Prompting with document chunking (RAG)
Document chunking is a retrieval-augmented generation (RAG) technique that is available within the question answering prompt workflows in sequence tagging applications. This aims to improve prompt results, particularly on longer documents. Leveraging RAG unlocks prompting on long documents that may fall outside of the maximum context length of the foundation model. RAG can also help circumvent the “Lost in the Middle'' phenomenon, where the length of the document in the input context affects the language model's ability to access and utilize information effectively, by only including the most relevant document information in the input context. In addition, RAG can reduce the total inference cost of prompting with language models by reducing the number of input tokens that are used in each prompt.
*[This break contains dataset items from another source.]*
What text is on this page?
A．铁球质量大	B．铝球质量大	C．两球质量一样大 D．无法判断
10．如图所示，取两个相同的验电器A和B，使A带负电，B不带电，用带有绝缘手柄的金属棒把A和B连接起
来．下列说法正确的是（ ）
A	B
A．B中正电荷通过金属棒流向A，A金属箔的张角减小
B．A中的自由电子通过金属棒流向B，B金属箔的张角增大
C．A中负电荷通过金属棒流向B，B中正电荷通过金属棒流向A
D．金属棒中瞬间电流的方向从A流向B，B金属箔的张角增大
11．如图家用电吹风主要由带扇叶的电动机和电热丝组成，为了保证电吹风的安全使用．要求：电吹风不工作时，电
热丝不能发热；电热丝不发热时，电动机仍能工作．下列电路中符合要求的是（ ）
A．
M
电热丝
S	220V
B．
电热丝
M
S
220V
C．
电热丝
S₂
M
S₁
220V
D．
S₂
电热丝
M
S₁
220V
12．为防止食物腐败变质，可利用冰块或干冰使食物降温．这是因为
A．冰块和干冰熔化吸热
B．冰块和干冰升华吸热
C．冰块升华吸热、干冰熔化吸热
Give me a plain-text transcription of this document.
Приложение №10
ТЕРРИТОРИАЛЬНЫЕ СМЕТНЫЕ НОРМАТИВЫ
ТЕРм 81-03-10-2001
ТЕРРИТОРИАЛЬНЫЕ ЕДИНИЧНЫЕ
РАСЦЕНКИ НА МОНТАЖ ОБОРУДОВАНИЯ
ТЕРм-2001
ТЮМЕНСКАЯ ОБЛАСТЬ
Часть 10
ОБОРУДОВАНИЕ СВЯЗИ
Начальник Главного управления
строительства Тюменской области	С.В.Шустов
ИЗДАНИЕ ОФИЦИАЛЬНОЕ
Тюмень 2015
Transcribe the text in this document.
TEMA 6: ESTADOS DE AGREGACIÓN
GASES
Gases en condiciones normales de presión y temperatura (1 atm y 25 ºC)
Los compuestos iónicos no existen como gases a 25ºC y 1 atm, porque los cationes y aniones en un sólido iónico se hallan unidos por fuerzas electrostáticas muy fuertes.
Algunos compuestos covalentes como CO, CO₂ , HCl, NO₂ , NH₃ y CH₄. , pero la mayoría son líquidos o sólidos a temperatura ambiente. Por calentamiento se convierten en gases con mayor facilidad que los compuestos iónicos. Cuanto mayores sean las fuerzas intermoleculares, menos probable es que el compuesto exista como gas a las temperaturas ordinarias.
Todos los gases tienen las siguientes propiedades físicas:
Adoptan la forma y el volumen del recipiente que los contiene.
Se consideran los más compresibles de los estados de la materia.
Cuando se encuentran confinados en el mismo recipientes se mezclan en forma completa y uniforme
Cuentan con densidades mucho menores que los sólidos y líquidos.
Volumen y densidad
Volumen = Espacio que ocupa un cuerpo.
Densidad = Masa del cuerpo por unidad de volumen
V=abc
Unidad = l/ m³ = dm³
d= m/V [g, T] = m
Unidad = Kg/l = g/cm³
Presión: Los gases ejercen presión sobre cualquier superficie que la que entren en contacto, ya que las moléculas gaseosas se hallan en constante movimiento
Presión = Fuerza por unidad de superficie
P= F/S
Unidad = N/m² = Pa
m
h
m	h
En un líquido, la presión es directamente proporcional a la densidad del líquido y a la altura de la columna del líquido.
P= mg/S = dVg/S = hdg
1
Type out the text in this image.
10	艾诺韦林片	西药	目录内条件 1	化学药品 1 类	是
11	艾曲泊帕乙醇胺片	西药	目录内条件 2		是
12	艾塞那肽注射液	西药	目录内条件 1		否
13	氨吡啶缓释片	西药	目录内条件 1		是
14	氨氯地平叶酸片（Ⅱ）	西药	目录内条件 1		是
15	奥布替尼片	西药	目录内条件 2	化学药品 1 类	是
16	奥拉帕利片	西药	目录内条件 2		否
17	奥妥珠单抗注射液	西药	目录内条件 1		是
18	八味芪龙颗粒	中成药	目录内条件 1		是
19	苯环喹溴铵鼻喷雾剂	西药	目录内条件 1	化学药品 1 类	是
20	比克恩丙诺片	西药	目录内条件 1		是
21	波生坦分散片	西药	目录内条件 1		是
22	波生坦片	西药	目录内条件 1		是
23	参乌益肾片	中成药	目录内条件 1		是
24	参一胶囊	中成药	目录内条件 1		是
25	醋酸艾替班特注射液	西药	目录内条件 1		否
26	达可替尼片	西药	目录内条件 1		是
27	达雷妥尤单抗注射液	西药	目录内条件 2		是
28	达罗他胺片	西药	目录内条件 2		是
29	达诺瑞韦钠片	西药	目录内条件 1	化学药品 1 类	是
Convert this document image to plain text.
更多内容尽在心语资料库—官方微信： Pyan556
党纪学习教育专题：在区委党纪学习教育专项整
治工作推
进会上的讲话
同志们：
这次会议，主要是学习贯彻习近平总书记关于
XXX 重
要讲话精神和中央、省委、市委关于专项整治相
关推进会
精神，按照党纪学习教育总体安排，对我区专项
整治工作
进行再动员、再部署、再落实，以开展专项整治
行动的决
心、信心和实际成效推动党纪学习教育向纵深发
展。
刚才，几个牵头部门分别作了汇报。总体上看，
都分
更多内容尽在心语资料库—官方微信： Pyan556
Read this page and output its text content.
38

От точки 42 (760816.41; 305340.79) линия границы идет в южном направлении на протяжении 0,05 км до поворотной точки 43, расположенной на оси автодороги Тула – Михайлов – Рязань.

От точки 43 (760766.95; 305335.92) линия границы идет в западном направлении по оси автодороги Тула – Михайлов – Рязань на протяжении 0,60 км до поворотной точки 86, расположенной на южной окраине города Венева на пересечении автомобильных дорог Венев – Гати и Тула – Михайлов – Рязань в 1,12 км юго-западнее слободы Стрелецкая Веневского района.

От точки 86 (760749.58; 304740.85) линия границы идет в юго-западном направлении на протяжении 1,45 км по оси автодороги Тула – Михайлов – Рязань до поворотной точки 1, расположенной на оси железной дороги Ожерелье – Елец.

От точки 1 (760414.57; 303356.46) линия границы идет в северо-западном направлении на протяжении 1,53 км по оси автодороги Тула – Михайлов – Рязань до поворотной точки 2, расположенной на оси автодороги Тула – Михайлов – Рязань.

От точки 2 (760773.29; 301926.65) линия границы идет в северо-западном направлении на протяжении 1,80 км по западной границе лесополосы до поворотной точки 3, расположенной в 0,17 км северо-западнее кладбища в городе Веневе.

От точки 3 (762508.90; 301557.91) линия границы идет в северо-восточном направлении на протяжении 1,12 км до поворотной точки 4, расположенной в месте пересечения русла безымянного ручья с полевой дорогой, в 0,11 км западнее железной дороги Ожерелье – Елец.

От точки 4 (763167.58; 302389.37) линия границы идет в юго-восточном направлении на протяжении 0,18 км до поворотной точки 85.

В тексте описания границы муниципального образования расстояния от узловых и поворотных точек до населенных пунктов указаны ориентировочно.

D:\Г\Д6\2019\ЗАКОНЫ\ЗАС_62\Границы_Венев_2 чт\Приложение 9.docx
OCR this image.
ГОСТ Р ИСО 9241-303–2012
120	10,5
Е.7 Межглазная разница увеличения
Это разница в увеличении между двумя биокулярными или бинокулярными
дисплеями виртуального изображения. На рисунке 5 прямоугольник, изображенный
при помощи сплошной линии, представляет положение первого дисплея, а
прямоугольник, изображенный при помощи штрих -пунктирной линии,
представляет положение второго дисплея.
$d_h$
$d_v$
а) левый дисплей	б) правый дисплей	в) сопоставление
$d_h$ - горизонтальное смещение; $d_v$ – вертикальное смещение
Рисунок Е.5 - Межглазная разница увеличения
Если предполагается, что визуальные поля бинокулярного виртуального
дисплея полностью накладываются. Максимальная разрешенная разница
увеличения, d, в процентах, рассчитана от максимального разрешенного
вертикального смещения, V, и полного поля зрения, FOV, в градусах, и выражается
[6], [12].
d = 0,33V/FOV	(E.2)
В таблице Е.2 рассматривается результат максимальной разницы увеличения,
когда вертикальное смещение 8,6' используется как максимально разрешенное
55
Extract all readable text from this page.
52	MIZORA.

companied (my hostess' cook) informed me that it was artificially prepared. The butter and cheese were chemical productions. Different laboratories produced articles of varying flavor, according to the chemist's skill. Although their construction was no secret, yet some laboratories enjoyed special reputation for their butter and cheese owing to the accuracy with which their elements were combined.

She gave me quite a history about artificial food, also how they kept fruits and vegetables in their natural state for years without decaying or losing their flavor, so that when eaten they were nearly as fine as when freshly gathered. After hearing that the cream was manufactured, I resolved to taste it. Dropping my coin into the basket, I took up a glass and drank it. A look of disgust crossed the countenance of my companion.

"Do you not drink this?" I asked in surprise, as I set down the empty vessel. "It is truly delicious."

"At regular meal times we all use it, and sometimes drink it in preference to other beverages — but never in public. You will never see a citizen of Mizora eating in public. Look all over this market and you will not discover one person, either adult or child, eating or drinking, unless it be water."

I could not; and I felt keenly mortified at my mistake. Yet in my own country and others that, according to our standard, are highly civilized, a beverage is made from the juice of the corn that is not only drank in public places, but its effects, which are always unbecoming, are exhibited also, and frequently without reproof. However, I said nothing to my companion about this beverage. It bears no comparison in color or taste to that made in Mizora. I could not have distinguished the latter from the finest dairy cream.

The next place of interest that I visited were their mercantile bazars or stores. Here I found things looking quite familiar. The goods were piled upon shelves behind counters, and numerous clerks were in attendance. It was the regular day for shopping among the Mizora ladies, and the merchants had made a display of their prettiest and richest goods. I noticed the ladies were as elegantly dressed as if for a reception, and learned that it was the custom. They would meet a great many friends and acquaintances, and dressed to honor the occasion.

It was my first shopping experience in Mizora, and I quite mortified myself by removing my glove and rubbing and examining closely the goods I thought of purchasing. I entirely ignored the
Follow these steps to enable document chunking with RAG on your application:
- First, you'll need to compute embeddings for RAG. Click Embeddings in the application data pane (top-right corner of your screen). Then, if no RAG embeddings exist, select Add new embeddings.
- Once the Add new embeddings modal pops up, select RAG embeddings as the embeddings model to use, and then select the primary text field of the application. This should be the text column that contains the information that you would like to prompt with. Finally, kick off embeddings by selecting Compute, which will then trigger a success notification that these are computing.
- The time to generate RAG embeddings depends on the size and composition of the dataset. View the progress of the embeddings by hovering over the Train sample and Dataset columns in the embedding home.
- Once RAG embeddings have been generated, document chunking can be enabled by clicking the settings icon to the right of the prompt toolbar. Simply toggle document chunking on and then click Preview prompt.
- After clicking Preview prompt with document chunking enabled, you can observe the previewed results stream back in real time.
- Finally, click Create prompt to create a prompt labeling function for use in the broader Snorkel data-centric workflow.